Overland Park, Kan.-based Lula, is an AI-driven proptech platform that helps property managers and tenants prioritize and dispatch a nationwide network of professionals to respond to maintenance tasks. It focuses on single-family rentals, and some 95 percent of its work is with middle-tier property management companies, which the company defines as having 300 doors or more.

“We do work with some institutional operators that have tens of thousands of doors, but we don’t go downmarket to DIY landlords,” said Bo Lais, co-founder and CEO at Lula.

“I think AI in general is moving extremely fast,” Lais said of the industry. “I think it’s moving a little too fast, in my opinion, in some cases. We’re getting into voice AI now ourselves, but we have a product that basically is a web app that’s conversational, so it feels like you’re just chatting with a real human. … Let’s give you an example that you know your garbage disposal is not working right. We have no problem asking the resident to reset it. We’re not going to ask them to stick something down in it to try to unjam it, or maybe someone puts their hand down it. If you use open AI models, they might ask you to do that. We have our algorithms to make sure we’re not asking residents to do something that might put them in harm’s way.”

Two U.K.-originated proptech startups using AI for predictive maintenance are Demand Logic and Verv Energy, the latter of which has just entered the U.S. market, working out of Los Angeles.

London-based Demand Logic collects data from various systems like building automation and energy management networks, contextualizes it, and provides automated or advisory services to customers. This customer base varies from large blue-chip companies to smaller firms.

“The technological challenge is about the volume of data that we’re seeing in a building,” said Mike Darby, CEO and co-founder at Demand Logic. “If you take a Canary Wharf building in London, there’s a million square feet. You look in a building like that and we will see maybe 100,000 to 200,000 data sources from a single connection. We have a hardware device that can understand the languages of most building automation systems. One device has sufficient capacity to stream data from that kind of volume we’re talking about.”

Demand Logic, which is expanding globally and operating in cities like San Francisco, claims it can handle around 150 billion data points, using AI to reduce the time-consuming process of contextualizing data from hours to minutes. Its primary customers are asset managers, but it is also engaging with facilities management companies. The company is exploring AI for real-time human-machine interaction to enhance customer engagement.

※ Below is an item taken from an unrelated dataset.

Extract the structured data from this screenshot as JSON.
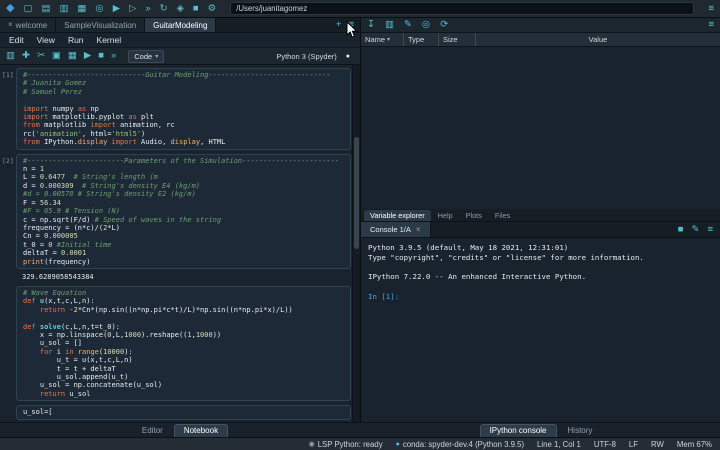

Similarly, London-headquartered Verv uses AI for predictive maintenance in commercial air-conditioning systems. The company interconnects equipment to the Amazon Web Services cloud for data analysis using machine learning to detect issues like coolant leaks and filter blockage.

“We have a lot more machine learning models, probably, than any of our competitors,” said Peter Davies, founder and CEO at Verv. “We’re pretty accurate as to how that operates, and it’s probably the cheapest solution out on the market.”